Comment: More of a fall than ‘arise’ for Sir Terry in America
The supermarket giant is tipped to finally pull the plug on its Fresh & Easy business which, according to one analyst, will prompt the “biggest fall in profits in the company’s history”. The cost to shareholders could be as much as £1 billion in lost profit and another £1bn in write-downs.
Some are now saying this will taint the record of Leahy, regarded as one of Britain’s brightest and best businessmen, who pushed ahead with the US strategy which is now seen as a massive strategic error.
If Britain’s bankers are being hung out to dry for little more than failure and management misjudgment, stripped of their knighthoods and seeing their pensions slashed, then why not a former supermarket boss who has made similar mistakes?
Fresh & Easy was meant to break even in its second full year after opening at the end of 2007. Instead it merely gobbled up capital and stocked up on losses because the model Tesco used was flawed from the start. Store openings have been scaled back and current boss Philip Clarke has been in the US desperately seeking a buyer.
Some think its inevitable fate has been delayed by the current management because they clung to the belief that Leahy could not have got it wrong, such was his standing in the company. Now the company faces a humiliating admission of failure and a redundancy bill for more than 4,000 US staff.
But a failed supermarket chain in the US is unlikely to force its former boss to ask the Palace to take back his honour or request a cut in his pension – probably because the taxpayer isn’t involved and therefore the politicians are happy to leave Leahy alone.
Meanwhile, it has been another week of hand-wringing, mud-slinging and antipathy towards the demonised banking industry from those charged with conducting endless inquiries into what went wrong in 2007-8 and why we are all still feeling angry about it.
The various commissions have struggled to find evidence that any of those responsible for causing the banking crisis were anything more than incompetent or reckless.
As such, the banking sector’s inquisitors are identifying scapegoats to blame rather than calculating fraudsters or gangsters to convict and there is a danger that their inquiries are taking on the tone of anti-business witch-hunts, rather than finding any wrongdoing that ought to be properly punished.

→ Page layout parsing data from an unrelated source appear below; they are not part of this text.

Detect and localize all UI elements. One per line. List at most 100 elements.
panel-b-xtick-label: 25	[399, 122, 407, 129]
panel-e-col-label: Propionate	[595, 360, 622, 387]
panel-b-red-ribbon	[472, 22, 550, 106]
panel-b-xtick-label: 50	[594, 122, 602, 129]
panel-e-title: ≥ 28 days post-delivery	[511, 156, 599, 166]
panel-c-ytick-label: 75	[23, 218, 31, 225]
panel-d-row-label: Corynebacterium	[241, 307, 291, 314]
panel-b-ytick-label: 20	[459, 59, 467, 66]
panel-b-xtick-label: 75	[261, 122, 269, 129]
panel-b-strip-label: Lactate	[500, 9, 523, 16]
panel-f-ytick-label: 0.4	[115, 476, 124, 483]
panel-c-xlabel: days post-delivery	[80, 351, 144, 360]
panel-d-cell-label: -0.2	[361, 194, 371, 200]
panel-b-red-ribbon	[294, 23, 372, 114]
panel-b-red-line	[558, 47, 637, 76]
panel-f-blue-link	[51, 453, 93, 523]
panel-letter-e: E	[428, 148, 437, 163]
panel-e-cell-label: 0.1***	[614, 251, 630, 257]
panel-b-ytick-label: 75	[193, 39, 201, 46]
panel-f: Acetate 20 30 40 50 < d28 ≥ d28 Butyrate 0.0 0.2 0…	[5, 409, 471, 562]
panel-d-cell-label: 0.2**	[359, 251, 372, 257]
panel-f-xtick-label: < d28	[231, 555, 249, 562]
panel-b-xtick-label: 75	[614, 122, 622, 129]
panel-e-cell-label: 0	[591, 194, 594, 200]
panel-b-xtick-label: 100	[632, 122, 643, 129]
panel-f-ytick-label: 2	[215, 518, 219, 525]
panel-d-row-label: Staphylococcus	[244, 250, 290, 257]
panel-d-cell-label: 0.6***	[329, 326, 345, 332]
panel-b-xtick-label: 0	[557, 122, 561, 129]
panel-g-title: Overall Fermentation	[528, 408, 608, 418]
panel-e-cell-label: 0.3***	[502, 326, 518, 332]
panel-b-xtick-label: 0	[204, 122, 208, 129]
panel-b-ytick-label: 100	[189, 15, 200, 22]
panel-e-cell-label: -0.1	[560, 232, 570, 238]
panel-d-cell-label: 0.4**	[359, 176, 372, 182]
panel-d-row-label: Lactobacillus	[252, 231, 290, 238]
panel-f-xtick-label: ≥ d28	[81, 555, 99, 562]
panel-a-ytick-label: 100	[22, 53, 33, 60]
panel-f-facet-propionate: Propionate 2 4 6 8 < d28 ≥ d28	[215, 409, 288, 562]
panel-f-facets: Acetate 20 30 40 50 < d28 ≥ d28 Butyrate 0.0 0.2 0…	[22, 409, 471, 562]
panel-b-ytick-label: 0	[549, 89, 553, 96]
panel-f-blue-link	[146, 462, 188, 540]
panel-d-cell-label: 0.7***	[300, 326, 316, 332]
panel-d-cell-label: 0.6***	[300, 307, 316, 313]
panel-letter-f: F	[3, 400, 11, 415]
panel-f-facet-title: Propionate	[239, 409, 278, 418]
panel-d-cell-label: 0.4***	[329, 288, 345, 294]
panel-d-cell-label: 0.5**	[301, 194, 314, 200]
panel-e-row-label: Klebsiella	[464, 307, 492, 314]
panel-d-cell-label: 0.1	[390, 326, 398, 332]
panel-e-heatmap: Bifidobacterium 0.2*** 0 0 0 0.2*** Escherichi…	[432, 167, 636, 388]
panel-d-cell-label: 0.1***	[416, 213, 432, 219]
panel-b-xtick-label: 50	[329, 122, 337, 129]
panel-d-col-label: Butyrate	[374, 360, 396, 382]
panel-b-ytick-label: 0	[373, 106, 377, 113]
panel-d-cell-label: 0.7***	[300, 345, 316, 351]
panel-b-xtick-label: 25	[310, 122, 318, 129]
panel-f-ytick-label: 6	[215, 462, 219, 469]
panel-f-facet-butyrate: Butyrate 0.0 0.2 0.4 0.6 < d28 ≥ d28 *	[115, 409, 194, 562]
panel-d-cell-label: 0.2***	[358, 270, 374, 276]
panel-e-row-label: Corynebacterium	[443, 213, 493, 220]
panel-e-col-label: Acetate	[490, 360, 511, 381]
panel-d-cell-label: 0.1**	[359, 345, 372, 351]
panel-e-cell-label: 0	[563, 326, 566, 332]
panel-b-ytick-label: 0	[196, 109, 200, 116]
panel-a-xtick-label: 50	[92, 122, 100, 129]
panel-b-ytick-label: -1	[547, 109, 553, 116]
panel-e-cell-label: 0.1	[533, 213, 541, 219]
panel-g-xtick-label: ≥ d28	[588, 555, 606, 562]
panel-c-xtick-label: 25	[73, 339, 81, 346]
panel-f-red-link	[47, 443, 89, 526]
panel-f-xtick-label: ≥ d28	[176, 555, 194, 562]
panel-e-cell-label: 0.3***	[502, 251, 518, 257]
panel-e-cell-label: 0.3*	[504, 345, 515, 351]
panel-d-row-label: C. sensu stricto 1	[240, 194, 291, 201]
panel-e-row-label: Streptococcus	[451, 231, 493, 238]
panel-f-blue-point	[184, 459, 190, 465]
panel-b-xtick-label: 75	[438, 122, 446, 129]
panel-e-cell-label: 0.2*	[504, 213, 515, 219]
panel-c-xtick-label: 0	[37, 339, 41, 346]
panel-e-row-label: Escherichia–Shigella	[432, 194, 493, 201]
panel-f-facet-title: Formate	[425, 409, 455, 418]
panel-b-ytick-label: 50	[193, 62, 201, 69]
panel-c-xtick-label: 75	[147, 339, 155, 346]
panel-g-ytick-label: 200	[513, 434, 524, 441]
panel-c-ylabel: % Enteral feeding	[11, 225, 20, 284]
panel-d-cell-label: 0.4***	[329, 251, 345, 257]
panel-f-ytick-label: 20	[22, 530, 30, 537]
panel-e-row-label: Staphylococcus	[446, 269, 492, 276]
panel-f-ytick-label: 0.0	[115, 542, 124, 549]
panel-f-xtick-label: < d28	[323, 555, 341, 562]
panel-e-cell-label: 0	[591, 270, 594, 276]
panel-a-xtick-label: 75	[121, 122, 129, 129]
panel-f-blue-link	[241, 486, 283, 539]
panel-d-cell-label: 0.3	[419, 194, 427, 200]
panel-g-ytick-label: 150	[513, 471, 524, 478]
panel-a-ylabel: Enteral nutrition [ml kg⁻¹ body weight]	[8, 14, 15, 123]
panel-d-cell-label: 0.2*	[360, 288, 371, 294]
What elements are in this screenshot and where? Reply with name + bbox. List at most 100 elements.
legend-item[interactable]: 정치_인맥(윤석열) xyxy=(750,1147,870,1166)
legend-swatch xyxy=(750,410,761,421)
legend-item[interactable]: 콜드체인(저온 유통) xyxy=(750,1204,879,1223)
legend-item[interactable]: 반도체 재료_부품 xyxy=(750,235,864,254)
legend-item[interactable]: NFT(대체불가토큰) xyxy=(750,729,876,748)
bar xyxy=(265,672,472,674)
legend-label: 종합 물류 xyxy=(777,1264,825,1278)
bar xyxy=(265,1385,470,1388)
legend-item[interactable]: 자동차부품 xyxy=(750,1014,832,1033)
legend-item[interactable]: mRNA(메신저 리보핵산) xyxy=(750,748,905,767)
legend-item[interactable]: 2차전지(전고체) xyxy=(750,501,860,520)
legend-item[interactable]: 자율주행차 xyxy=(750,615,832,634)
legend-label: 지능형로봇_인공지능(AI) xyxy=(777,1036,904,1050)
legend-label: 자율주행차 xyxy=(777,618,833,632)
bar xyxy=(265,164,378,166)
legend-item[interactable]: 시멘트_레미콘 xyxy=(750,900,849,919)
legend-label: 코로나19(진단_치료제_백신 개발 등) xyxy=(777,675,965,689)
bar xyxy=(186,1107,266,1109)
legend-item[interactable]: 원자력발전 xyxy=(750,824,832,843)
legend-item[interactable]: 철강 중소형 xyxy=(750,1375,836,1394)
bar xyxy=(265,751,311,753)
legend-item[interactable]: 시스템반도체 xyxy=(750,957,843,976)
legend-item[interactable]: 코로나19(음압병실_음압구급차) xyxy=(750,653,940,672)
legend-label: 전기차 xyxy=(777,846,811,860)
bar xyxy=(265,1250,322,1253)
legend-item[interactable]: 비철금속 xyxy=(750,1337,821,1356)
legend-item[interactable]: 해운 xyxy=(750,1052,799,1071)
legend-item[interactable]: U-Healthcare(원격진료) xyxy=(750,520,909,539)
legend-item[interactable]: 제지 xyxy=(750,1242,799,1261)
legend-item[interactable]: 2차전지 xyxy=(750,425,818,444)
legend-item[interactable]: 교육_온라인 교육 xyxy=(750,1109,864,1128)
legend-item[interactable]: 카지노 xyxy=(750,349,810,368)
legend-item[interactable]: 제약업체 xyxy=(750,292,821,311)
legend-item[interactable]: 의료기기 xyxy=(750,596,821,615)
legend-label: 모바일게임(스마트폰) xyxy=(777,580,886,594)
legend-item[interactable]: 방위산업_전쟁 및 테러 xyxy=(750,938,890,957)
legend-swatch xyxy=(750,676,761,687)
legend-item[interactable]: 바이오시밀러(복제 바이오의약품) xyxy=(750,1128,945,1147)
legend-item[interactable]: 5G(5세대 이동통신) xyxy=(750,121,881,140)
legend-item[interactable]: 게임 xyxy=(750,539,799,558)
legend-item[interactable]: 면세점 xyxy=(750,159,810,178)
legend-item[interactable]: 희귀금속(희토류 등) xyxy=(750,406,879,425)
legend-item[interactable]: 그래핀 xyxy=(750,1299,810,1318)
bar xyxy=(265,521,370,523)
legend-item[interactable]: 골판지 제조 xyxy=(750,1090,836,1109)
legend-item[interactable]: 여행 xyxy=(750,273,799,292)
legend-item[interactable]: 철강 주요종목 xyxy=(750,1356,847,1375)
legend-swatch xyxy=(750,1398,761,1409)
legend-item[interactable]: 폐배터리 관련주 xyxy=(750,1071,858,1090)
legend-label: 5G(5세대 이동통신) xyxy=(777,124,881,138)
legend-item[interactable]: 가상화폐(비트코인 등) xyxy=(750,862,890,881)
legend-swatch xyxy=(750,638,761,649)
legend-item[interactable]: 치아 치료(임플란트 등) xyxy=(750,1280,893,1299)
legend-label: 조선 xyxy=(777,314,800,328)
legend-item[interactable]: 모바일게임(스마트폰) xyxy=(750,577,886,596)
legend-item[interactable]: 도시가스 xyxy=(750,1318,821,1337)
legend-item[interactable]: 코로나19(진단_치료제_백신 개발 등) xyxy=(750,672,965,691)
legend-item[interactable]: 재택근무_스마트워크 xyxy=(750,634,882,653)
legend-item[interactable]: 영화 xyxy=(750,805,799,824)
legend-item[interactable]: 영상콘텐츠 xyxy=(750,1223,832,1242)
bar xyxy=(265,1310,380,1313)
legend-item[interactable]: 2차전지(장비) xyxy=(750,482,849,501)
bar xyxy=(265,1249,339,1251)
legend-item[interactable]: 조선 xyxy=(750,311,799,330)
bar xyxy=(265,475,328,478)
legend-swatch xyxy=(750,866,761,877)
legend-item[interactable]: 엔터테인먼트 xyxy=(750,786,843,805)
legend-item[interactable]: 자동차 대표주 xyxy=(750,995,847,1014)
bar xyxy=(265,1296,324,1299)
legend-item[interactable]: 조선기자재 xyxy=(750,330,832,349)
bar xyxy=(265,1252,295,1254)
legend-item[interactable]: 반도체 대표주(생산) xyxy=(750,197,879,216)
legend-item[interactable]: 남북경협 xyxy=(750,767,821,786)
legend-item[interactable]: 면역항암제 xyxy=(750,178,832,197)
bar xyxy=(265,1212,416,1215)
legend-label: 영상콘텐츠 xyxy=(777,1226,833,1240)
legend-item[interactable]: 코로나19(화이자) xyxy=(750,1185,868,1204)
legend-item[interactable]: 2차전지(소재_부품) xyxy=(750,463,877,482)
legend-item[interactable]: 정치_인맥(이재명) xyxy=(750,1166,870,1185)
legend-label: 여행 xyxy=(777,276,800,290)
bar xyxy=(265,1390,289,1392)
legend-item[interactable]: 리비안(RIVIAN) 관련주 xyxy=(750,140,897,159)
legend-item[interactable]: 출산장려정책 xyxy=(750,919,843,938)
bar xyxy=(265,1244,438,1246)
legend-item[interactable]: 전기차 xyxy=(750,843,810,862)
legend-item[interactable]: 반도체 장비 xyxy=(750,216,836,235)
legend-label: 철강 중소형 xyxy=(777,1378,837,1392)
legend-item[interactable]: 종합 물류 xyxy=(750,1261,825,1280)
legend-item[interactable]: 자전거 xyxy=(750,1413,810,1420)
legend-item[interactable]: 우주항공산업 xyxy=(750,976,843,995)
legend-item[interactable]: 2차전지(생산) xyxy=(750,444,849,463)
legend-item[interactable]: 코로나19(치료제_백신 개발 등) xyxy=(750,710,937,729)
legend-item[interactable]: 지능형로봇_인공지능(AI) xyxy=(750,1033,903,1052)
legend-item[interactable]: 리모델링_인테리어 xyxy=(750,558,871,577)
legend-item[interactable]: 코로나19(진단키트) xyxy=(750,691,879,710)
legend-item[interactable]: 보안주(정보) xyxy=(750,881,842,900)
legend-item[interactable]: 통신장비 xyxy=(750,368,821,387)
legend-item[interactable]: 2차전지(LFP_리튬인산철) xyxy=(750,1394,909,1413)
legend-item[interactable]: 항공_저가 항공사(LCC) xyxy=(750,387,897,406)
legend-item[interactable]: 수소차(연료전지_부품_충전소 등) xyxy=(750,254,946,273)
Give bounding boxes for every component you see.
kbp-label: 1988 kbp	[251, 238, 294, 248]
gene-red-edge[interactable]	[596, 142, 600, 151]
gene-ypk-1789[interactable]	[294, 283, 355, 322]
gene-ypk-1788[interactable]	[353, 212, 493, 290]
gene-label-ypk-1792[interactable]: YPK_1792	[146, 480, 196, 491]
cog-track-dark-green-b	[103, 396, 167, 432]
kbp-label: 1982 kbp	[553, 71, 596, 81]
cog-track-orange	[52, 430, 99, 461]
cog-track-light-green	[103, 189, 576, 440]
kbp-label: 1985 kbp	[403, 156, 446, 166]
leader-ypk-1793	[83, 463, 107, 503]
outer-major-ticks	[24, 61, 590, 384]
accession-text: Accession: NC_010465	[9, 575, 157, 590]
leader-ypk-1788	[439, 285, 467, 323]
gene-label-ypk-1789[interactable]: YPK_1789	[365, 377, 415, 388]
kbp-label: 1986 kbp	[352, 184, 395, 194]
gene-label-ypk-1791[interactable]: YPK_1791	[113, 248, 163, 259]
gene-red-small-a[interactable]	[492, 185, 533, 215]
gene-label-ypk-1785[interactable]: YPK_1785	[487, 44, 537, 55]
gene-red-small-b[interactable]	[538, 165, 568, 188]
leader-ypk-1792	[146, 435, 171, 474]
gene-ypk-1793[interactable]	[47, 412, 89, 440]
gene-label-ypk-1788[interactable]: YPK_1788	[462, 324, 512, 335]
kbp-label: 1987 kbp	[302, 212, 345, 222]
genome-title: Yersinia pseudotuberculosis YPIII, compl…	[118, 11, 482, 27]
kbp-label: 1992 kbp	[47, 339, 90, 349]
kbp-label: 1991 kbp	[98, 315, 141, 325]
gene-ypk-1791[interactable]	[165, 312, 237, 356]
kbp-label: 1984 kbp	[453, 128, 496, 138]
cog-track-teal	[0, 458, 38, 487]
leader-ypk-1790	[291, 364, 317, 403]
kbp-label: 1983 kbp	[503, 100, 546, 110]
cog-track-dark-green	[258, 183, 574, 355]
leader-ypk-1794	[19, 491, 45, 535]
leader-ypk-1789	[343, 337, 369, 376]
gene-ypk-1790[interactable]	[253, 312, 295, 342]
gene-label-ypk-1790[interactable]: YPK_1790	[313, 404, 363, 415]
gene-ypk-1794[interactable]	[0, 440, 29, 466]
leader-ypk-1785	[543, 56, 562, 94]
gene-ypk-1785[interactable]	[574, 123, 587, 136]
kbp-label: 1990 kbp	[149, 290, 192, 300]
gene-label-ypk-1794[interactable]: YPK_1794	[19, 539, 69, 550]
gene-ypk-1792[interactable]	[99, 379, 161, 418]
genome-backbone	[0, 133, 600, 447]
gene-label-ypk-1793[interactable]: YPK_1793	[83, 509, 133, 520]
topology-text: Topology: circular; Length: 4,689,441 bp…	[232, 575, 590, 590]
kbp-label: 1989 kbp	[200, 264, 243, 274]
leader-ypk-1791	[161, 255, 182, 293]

But even with no evidence of criminal activity there is a sense among the public that the “guilty” bankers are still “getting away with it” and that their apologies and concessions will hardly cause them any hardship. Vengeance is still in the air and it won’t ease until someone’s head is on a stick.
The soon-to-be Mr James Crosby, assuming the voluntary forfeiture of his knighthood is accepted, at least did what some will regard as the honourable thing, along with handing back a third of his pension.
That said, it is a pity that the former HBOS chief waited until now to make such a gesture. Furthermore, even after his pension is reduced to £406,000 a year he will still be getting more than Fred Goodwin, his former counterpart at Royal Bank of Scotland, who is left to survive on £342,000.
Reputations have been shattered, but the payouts to big company bosses – whether they are running the banks, supermarkets, energy companies or any other business – go on whether they succeed or fail and whether or not their employees share in the bonanza.
No inquiry has found a way to resolve that conundrum.
National owner bets on business
Because the banks have scaled back on lending a lot of small firms these days are getting finance from a variety of alternative sources, such as angels and crowd-funding. Our story on page 17 today tells of a more unlikely provider: the winning co-owner of last week’s Grand National.
Douglas Pryde, whose horse Auroras Encore triumphed at Aintree, is putting some of his windfall into backing small businesses.
Good for him. At a time when bankers are helping themselves to big bonuses it is heartening to know that someone is prepared to spread some of their new-found wealth to help others. The “bank of Douglas” looks like it is open for business.